De wijzigingsregeling zal niet leiden tot andere of grotere effecten op het milieu.
De regeling is namelijk juist bedoeld om de milieubescherming tegen bestaande windturbineparken
die door de eerdere algemene regels werd geboden, te continueren, totdat een plan-MER
is gemaakt en totdat daarna nieuwe algemene regels voor windturbines zijn vastgesteld.
Deze wijzigingsregeling heeft bij gebreke van inhoudelijke wijzigingen in het eerder
geboden beschermingsniveau geen gevolgen voor de administratieve lasten of de inhoudelijke
nalevingkosten van bedrijven.
Wat betreft de bestuurlijke lasten voor overheden is er sprake van een vermindering
van lasten ten opzichte van de situatie die is ontstaan door de uitspraak van 30 juni
2021. Ten opzichte van de situatie zoals die op grond van de algemene regels tot de
uitspraak van 30 juni 2021 bestond, treedt geen wijziging van lasten op als het gaat
om bestaande windturbineparken. Er zijn wel extra bestuurlijke lasten voor de vergunningverlening
voor nieuwe windturbineparken ten opzichte van de gebruikelijke werkwijze in de praktijk
in de periode voor de uitspraak. Sinds de uitspraak van 30 juni 2021 moeten namelijk
in de vergunningen ook de milieugevolgen worden geregeld, waarin de algemene regels
voorzagen. Dit is echter geen gevolg van de wijzigingsregeling maar van de uitspraak
van 30 juni 2021. Dit kan niet met een overbruggingsregeling worden hersteld. Deze
overbruggingsregeling moet beperkt blijven tot bestaande windturbineparken, waarvoor
de besluitvorming al is afgerond.
De overbruggingsregeling maakt het voor de bestaande windturbineparken overbodig om
op decentraal niveau de vergunningen aan te vullen. De uit die situatie voortvloeiende
lasten worden hierdoor vermeden.
Evenmin vloeien er lasten voort uit de noodzakelijke kennisname van deze wijzigingsregeling,
omdat de bevoegde gezagen inhoudelijk al bekend zijn met de algemene regels waarin
de overbruggingsregeling voorziet. Deze komen namelijk overeen met de algemene regels die eerder golden.

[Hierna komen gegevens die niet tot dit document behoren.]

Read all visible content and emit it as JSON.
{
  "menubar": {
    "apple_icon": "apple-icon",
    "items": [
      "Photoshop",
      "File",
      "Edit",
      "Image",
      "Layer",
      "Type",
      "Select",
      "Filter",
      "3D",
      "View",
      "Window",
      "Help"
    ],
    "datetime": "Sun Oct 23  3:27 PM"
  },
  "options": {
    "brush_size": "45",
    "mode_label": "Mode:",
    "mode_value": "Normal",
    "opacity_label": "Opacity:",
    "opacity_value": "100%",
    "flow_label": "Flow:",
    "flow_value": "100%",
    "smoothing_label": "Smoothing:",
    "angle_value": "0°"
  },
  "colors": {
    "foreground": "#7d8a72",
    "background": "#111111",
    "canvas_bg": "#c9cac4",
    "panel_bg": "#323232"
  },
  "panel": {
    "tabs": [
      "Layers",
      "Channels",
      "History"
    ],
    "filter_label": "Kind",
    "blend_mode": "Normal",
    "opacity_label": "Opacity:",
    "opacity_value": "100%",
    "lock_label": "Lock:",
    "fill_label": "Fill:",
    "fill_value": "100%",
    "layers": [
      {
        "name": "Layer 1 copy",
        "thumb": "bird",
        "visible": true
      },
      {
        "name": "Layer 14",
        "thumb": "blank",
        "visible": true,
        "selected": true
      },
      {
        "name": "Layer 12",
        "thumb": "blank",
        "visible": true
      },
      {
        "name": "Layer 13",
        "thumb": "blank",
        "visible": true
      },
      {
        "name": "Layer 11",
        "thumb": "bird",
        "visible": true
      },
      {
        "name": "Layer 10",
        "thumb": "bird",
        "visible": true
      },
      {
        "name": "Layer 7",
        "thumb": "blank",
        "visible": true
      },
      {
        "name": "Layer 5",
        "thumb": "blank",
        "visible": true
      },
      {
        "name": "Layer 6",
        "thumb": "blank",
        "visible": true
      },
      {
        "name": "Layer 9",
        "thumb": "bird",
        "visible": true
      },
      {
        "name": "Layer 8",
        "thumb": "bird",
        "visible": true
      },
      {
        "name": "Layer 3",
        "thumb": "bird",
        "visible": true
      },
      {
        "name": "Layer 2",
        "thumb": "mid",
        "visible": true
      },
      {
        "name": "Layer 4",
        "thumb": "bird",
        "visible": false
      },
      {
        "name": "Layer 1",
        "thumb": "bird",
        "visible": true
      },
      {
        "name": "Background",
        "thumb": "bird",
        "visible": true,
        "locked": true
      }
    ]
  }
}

De bepalingen brengen geen administratieve lasten voor burgers mee omdat zij zich
tot bedrijven richten, die windturbines in werking hebben waarvoor de besluitvorming
is afgerond.
1.3 Uitvoering, toezicht en handhaving
Degene die het windturbinepark in werking heeft, is ervoor verantwoordelijk dat de
bepalingen van het wijzigingsbesluit en de wijzigingsregeling worden nageleefd.
Het wijzigingsbesluit en de wijzigingsregeling brengen geen wijzigingen met zich wat
betreft de verantwoordelijkheid voor het toezicht op en de handhaving van de naleving
van algemene regels. De gemeente is het bevoegd gezag en heeft op grond van artikel
18.2, eerste lid, van de Wet milieubeheer, onderscheidenlijk artikel 18.2, eerste
lid, van de Omgevingswet onder andere tot taak zorg te dragen voor de bestuursrechtelijke
handhaving van de voorschriften die gelden voor degene die het windturbinepark drijft.
1.4 Consultatie
Om de strijdigheid met het gemeenschapsrecht die in de uitspraak van 30 juni 2021
aan het licht is gekomen, zo snel mogelijk te verhelpen, is toepassing gegeven aan
artikel 1:8, eerste lid, van de Algemene wet bestuursrecht. Dat artikel bevat een
regeling voor het achterwege laten van consultatie in gevallen waarin sprake is van
de implementatie van bindende EU-besluiten. Hiermee is aangesloten bij het vaste beleid
voor de internetconsultatie van ontwerpregelgeving als het gaat om de implementatie
van EU-regelgeving.7 Op de Europeesrechtelijke verplichtingen is ingegaan in paragraaf 1.1.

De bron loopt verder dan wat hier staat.